ISTANBUL: Turkey’s trade deficit narrowed more than expected in June mainly due to gold exports to Iran, a dip in oil prices and a slowdown in the economy, data showed Tuesday, indicating an improvement in the country’s troublesome current account gap.
The trade deficit fell to $7.18 billion in June from $10.26 billion a year earlier, the Turkish Statistics Institute said, lower than a forecast deficit of $8 billion in a Reuters poll.
Gold exports to Iran stood at $1.3 billion in June, bringing the total gold exports so far in 2012 to $4.4 billion.
The Turkish Statistics Institute said there were no findings suggesting gold exports to Iran were used as a tool for oil and gas payments, rejecting media speculation to that effect.
Most of the gold export payments were made in cash, it said.
Turkey, which imported around 200,000 barrels a day of Iranian crude in 2011, sharply reduced shipments earlier this year to win a waiver from U.S. sanctions that allows it to continue purchasing Iranian crude through the second half of 2012. Turkey also imports gas from Iran.
“Improvement in the foreign trade deficit continued in June thanks to gold exports to Iran, declining petroleum price and a slowdown in the economy,” said Ozgur Altug, chief economist at BGC Partners.
Previously, gold sector officials said Iranians were turning to gold for savings and possibly trade as Western sanctions tighten to force Iran to curb its nuclear program.
Iran was the biggest single destination for Turkish exports in June.
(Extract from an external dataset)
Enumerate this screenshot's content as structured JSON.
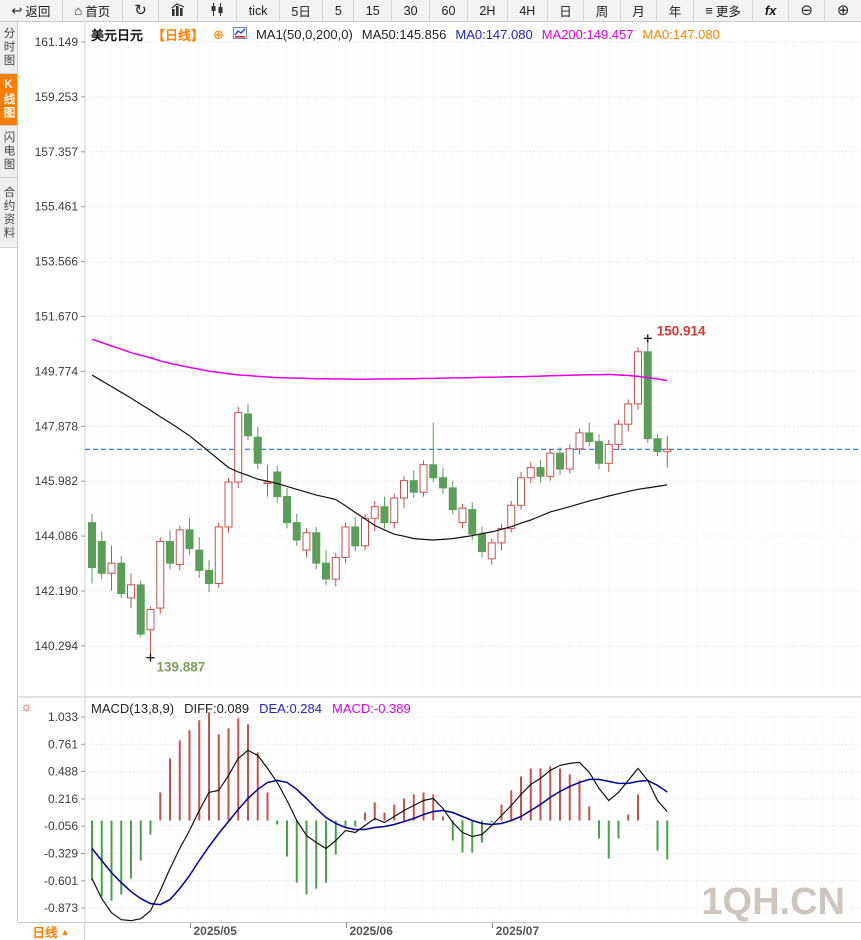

Turkish exports to Iran increased 471.2 percent to $1.6 billion from a year earlier.
Turkey’s total June exports rose 16.9 percent to $13.27 billion and imports decreased 5.4 percent to $20.44 billion.
“When we look at the data excluding gold, we see that the annual increase in exports stands at 4 percent while the annual decline in imports rises to 10 percent,” said Gizem Oztok Altinsac, an economist at Garanti Securities.
“The data shows a small current account deficit in June at around $3.7 billion and the annual current account deficit would narrow to $63-64 billion,” Altinsac said.
Turkey’s trade deficit in the first half of the year narrowed 21 percent to $42.79 billion.
Turkey’s current account deficit, a major weak point in the economy, stood at $27.05 billion in the first five months of the year, 27 percent lower than the same period a year ago.
To fight against a widening external deficit and inflation, the central bank has since late 2010 used a complex policy mix of daily liquidity injections, high reserve-requirement ratios and adjustments in its overnight borrowing and lending rates – the interest rate “corridor.”
The share in total exports of Turkey’s main trade partner, the European Union, dropped to 37.1 percent in June from 48.2 percent a year earlier.